Abstract:
We report the discovery of a new ultraluminous X-ray source (ULX) 2XMM J125048.6+410743 within the spiral
galaxy M94. The source has been observed by ROSAT, Chandra, and XMM-Newton on several occasions, exhibiting
as a highly variable persistent source or a recurrent transient with a flux variation factor of 100, a high duty cycle (at
least ∼70%), and a peak luminosity of LX ∼ 2 × 1039 erg s−1 (0.2–10 keV, absorbed). In the brightest observation,
the source is similar to typical low-luminosity ULXs, with the spectrum showing a high-energy cutoff but harder
than that from a standard accretion disk.
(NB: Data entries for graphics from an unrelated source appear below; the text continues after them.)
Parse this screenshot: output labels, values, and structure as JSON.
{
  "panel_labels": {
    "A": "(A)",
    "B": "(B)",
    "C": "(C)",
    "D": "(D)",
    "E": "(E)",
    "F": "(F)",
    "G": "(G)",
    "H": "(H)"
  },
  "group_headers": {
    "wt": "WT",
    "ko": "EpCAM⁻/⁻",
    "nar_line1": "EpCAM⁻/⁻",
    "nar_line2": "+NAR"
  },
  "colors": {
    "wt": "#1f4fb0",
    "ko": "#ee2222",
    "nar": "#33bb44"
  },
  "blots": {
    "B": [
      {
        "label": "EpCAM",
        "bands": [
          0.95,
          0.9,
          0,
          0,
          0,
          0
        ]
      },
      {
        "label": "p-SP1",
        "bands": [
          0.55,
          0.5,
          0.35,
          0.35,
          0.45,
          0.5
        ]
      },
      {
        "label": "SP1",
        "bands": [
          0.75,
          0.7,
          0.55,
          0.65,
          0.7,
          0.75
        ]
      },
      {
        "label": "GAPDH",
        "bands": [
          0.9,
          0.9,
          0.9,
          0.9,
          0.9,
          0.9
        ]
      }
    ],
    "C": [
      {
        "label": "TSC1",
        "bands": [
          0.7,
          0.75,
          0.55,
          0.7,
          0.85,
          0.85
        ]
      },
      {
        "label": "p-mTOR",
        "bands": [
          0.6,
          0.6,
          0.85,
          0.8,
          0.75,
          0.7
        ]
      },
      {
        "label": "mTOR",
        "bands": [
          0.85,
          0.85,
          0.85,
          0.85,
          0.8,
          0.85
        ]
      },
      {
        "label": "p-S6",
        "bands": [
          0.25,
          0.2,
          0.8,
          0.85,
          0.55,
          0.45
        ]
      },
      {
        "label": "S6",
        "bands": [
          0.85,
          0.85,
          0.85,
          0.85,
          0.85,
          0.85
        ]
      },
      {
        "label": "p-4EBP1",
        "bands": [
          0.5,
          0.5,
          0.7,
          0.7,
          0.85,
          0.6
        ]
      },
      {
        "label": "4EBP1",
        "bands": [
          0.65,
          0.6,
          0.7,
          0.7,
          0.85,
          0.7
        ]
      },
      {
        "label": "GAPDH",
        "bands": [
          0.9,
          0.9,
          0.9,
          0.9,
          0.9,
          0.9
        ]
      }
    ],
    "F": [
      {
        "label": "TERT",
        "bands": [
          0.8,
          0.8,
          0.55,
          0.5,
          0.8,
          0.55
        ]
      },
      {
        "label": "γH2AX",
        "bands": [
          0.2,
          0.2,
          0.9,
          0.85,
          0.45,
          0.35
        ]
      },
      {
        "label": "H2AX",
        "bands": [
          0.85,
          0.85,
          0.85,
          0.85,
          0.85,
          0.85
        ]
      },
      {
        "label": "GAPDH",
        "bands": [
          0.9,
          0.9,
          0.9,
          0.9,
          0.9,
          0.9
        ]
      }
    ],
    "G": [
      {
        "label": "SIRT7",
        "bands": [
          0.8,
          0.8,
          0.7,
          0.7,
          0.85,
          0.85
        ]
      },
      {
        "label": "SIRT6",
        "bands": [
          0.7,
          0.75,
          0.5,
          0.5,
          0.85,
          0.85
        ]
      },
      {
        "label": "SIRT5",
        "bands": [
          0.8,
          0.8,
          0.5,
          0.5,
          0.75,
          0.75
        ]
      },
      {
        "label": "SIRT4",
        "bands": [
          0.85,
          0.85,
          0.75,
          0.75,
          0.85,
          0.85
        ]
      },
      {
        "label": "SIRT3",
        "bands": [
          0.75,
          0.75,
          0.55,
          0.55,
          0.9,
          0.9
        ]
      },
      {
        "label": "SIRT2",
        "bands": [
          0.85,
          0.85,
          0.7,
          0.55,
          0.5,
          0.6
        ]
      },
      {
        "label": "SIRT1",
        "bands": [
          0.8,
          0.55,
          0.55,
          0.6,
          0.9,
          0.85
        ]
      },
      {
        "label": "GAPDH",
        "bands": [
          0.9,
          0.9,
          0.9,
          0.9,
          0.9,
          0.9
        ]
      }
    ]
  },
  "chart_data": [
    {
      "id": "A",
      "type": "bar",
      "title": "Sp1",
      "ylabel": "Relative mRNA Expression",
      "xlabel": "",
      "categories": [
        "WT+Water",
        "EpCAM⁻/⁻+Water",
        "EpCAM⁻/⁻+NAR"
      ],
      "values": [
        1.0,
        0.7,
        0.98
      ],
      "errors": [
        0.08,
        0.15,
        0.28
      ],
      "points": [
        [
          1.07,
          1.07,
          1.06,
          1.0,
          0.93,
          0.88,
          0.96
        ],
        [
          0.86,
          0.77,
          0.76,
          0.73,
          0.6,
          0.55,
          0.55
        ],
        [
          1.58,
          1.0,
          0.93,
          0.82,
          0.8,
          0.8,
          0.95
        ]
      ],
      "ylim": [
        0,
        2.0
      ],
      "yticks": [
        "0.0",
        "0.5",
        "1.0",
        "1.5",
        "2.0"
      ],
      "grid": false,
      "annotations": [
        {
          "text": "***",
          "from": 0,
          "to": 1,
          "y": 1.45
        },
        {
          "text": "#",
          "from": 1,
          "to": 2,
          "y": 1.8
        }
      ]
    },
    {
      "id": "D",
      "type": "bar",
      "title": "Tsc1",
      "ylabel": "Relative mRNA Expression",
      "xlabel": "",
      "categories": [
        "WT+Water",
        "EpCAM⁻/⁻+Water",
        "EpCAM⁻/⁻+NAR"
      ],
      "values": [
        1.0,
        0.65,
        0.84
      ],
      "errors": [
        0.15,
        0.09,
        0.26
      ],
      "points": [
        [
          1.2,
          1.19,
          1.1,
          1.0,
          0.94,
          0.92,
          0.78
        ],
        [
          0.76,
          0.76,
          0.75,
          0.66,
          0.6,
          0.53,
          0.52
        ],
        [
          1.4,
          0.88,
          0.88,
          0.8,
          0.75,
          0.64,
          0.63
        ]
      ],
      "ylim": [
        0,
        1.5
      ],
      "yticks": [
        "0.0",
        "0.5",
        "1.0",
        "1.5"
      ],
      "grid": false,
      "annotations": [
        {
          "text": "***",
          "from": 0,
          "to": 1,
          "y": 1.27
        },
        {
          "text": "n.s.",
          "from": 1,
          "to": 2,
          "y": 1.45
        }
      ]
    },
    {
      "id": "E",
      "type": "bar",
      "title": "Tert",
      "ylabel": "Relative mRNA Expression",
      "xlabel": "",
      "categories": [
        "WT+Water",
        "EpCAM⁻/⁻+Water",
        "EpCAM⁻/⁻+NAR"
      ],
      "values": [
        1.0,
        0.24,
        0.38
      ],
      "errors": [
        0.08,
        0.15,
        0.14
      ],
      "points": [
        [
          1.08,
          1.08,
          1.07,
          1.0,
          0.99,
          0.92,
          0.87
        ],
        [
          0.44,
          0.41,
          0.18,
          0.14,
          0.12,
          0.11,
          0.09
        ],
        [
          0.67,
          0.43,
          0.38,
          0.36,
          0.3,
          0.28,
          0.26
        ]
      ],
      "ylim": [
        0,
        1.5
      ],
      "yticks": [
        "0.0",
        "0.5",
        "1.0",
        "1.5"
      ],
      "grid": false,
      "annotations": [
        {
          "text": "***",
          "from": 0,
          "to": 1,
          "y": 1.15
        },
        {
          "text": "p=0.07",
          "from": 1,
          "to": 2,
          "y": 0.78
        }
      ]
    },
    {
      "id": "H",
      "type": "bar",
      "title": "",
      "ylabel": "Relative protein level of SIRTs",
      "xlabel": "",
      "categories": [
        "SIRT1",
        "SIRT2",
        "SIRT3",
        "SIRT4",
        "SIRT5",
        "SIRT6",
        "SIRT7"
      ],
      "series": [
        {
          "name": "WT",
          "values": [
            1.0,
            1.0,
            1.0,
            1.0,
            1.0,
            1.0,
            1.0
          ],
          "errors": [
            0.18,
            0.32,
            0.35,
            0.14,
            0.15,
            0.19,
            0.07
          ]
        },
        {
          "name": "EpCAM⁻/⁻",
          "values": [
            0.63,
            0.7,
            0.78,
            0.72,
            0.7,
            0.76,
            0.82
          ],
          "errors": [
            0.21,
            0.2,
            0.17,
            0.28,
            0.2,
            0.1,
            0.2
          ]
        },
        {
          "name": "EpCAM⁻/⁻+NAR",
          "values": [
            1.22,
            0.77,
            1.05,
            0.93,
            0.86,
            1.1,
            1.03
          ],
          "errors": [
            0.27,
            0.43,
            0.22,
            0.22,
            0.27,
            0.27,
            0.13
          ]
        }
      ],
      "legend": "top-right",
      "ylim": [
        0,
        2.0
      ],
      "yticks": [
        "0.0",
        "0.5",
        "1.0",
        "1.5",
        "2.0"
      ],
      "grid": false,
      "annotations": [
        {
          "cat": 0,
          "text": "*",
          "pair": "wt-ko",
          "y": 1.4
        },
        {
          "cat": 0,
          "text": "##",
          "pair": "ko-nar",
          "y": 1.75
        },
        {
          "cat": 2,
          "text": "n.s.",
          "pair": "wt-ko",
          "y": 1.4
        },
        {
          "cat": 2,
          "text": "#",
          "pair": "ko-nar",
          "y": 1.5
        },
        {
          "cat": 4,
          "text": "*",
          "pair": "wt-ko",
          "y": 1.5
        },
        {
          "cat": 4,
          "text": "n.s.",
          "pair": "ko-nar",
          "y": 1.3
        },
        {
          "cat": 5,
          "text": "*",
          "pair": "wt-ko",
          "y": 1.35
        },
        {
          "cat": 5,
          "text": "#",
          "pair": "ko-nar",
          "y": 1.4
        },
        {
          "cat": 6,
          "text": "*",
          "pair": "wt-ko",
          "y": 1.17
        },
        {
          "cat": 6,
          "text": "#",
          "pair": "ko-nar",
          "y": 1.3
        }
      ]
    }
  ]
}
There are also sporadical short dips, accompanied by spectral softening. In
a fainter observation with LX ∼ 3.6×1038 erg s−1, the source appears softer and is probably in the thermal state seen
in Galactic black hole X-ray binaries (BHBs). In an even fainter observation (LX ∼ 9×1037 erg s−1), the spectrum is
harder again, and the source might be in the steep-power-law state or the hard state of BHBs. In this observation, the
light curve might exhibit ∼7 hr (quasi-)periodic large modulations over two cycles. The source also has a possible
point-like optical counterpart from Hubble Space Telescope images. In terms of the colors and the luminosity,
the counterpart is probably a G8 supergiant or a compact red globular cluster containing ∼2 × 105 K dwarfs,
with some possible weak UV excess that might be ascribed to accretion activity. Thus, our source is a candidate
stellar-mass BHB with a supergiant companion or with a dwarf companion residing in a globular cluster. Our study
supports that some low-luminosity ULXs are supercritically accreting stellar-mass BHBs.